Selama berkecimpung di bursa saham – khususnya Bursa Saham Indonesia (BEI), sering saya dengar keluhan-keluhan yang berkaitan dengan pengawas pasar modal – dalam hal ini Otoritas Jasa Keuangan (OJK). Keluhan-keluhan ini menarik perhatian saya karena ternyata ada sesuatu yang salah didalamnya. Jika terus dibiarkan, dapat menimbulkan kerugian bagi pribadi, kelompok, dan keseluruhan bursa saham.
Keluhan ini dialamatkan kepada pengawas pasar modal yang dirasa kurang memproteksi para pemodal retail. Pengawas pasar modal dirasa hanya memperhatikan kepentingan para pengusaha dan pemodal besar. Ini biasanya berkaitan dengan saham-saham yang ternyata menyimpan jebakan hingga menghabisi modal para retailer. Mari kita ambil contoh yang paling gampang, yakni Initial Public Offering (IPO).
Misalnya, sebuah perusahaan baru saja melakukan IPO dan karena prospektusnya bagus – juga banyak analis dan media yang meng-endorse saham tersebut – para retailer berlomba-lomba untuk membeli saham tersebut. Bahkan, pada pasar sekunder, saham tersebut terus diburu. Tidak heran jika harganya terus melejit. Seperti biasa, ada gula ada semut. Semakin banyaklah retailer mengerubungi saham tersebut. Mereka membelinya diharga berapapun. Harga terus naik.
Kemudian, terdengar kabar bahwa perusahaan tersebut tidak sebagus yang dibayangkan selama ini. Ada beberapa hal yang mencurigakan dalam laporan keuangannya. Bisnisnya tidak semenguntungkan seperti yang selama ini didengang-dengungkan. Biasanya, para pemodal besar telah memperoleh data ini terlebih dahulu. Mereka telah menjual saham tersebut sebelum para retailer menyadari bahwa perusahaan tersebut tidak sebagus yang dibayangkan.

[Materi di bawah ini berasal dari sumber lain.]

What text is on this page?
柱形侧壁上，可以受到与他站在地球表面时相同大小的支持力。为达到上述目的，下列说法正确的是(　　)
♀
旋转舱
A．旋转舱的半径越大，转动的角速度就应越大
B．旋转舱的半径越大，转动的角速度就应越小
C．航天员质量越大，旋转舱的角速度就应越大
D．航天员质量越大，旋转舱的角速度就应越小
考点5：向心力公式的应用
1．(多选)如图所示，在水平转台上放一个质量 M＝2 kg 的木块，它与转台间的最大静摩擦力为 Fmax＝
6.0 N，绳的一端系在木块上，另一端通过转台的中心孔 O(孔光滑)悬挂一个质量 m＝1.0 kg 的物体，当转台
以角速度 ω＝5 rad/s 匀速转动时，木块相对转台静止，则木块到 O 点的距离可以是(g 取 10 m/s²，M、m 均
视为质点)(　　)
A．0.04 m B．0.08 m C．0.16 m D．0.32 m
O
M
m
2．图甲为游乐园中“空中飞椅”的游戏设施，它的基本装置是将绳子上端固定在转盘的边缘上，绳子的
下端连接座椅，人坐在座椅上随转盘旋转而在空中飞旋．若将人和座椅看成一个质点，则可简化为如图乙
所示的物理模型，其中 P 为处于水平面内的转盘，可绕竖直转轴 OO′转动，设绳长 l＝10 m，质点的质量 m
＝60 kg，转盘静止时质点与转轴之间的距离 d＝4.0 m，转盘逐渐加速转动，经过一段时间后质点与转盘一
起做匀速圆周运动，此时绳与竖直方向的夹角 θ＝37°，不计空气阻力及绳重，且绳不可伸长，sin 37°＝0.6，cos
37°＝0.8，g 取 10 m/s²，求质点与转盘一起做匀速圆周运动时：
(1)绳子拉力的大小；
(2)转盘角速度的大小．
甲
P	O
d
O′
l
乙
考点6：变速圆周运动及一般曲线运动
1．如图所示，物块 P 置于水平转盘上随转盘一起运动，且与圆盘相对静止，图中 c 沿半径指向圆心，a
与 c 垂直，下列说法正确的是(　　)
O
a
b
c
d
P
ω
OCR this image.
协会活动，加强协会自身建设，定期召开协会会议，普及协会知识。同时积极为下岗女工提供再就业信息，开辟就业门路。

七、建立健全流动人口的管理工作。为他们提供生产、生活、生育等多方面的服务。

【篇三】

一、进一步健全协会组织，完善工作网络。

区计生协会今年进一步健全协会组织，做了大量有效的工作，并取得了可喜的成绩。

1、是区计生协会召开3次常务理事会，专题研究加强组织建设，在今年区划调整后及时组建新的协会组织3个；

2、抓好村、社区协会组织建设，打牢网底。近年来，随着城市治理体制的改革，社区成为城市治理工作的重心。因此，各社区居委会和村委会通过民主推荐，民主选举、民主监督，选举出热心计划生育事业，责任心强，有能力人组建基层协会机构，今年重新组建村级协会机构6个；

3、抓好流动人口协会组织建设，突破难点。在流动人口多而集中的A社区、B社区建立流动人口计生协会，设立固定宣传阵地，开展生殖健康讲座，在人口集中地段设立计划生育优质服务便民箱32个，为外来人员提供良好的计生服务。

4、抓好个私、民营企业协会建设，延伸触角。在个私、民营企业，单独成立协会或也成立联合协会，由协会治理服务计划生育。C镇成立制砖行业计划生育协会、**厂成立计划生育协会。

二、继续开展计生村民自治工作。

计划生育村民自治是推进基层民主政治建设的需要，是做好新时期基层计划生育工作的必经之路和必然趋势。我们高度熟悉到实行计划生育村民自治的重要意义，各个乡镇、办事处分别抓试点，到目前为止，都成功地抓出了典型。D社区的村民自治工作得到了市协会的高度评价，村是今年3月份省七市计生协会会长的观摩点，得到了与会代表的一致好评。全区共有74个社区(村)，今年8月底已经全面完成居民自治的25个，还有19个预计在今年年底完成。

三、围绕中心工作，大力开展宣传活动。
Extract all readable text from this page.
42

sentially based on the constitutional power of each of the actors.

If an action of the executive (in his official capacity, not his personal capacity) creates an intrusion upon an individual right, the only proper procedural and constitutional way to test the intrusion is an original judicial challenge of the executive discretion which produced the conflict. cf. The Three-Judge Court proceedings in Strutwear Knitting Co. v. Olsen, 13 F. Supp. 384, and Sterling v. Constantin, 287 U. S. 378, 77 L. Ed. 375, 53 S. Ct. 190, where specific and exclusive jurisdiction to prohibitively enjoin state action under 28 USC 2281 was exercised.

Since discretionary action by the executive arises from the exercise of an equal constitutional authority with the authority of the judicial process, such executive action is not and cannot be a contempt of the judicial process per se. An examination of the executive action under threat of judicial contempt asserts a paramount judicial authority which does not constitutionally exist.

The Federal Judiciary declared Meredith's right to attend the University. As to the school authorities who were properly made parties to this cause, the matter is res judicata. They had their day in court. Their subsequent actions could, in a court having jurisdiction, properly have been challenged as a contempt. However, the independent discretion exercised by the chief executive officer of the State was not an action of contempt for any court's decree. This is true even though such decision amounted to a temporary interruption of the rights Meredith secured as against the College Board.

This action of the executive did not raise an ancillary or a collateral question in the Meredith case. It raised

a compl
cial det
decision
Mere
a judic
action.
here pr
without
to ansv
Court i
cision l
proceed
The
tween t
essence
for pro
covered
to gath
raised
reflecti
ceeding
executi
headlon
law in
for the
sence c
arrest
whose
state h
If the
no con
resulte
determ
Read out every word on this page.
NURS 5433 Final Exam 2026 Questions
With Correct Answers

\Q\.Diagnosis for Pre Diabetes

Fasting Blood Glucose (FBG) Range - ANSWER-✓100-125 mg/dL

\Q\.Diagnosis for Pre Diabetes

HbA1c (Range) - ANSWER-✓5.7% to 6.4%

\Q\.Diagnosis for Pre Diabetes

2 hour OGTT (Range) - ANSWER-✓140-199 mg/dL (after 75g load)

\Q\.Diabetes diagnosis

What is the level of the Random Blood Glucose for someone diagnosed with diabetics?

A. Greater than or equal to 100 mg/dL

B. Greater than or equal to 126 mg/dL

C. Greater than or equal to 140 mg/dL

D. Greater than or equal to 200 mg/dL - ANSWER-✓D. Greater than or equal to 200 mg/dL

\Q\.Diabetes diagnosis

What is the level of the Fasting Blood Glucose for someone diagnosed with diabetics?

Harga saham telah mulai bergerak turun. Para retailer pun panik, mereka berusaha menjual saham tersebut pada harga berapapun. Harga saham pun terus menukik tajam dan pada akhirnya diperdagangkan dibawah harga IPO nya. Tentu, ada beberapa retailer yang berhasil keluar dengan aman – bahkan menimakti keuntungan yang tidak sedikit. Namun, biasanya, mayoritas tidak berhasil menjual sahamnnya karena memang pembeli tidak ada.
Para retailer teresebut akan membukukan kerugian yang sangat besar. Bahkan banyak yang tergerus modalnya hingga puluhan persen. Emosi tentu ditingkat paling tinggi. Mereka merasa telah ditipu. Mereka mulai mencari siapa yang salah. Sebagai manusia biasa, tentu menyalahkan diri sendiri adalah hal paling terakhir melakukan. Mereka selalu akan mencari kesalahan diluar. Pengawas pasar modallah yang biasa ketibaan pulung.
Para retailer merasa pengawas pasar modal tidak cukup melakukan sesuatu untun melindungi mereka. Pengawas pasar modal dianggap lalai karena membiarkan sebuah perusahaan yang jelek menawarkan saham mereka ke publik. Walau mingkin memang benar pengawas pasar modal telah lalai dalam hal ini. Tetap saja, kesalahan terbesar adalah pada diri kita masing-masing. Kitalah yang sebenarnya tidak cukup berusaha untuk melindungi modal kita.
Kenapa kita tidak mengerjakan PR kita untuk meneliti perusahaan tersebut secara langsung? Alih-alih, malah kita percaya pada para analis dan berita-berita yang beredar. Jika memang kita tidak mampu untuk meneliti perusahaan tersebut, kenapa kita malah membeli sahamnya? Bukankah hukum pertama dalam berbisnis saham adalah jangan membeli saham yang kita tidak ketahui tentangnya. Jelas dalam hal ini kita telah melanggarnya.
Jadi tidak heran jika kita akhirnya mengalami kerugian. Kesimpulan yang dapat diambil dari kasus ini adalah jangan pernah mengharapkan orang lain untuk melindungi anda. Bahkan jika itu memang adalah tugas mereka – seperti pengawas pasar modal (OJK). Pada akhirnya, hanya kita sendirilah yang dapat diandallkan untuk melindungi modal kita. Jika ternyata modal kita habis, itu bukan salah siapa-siapa selain salah kita sendiri.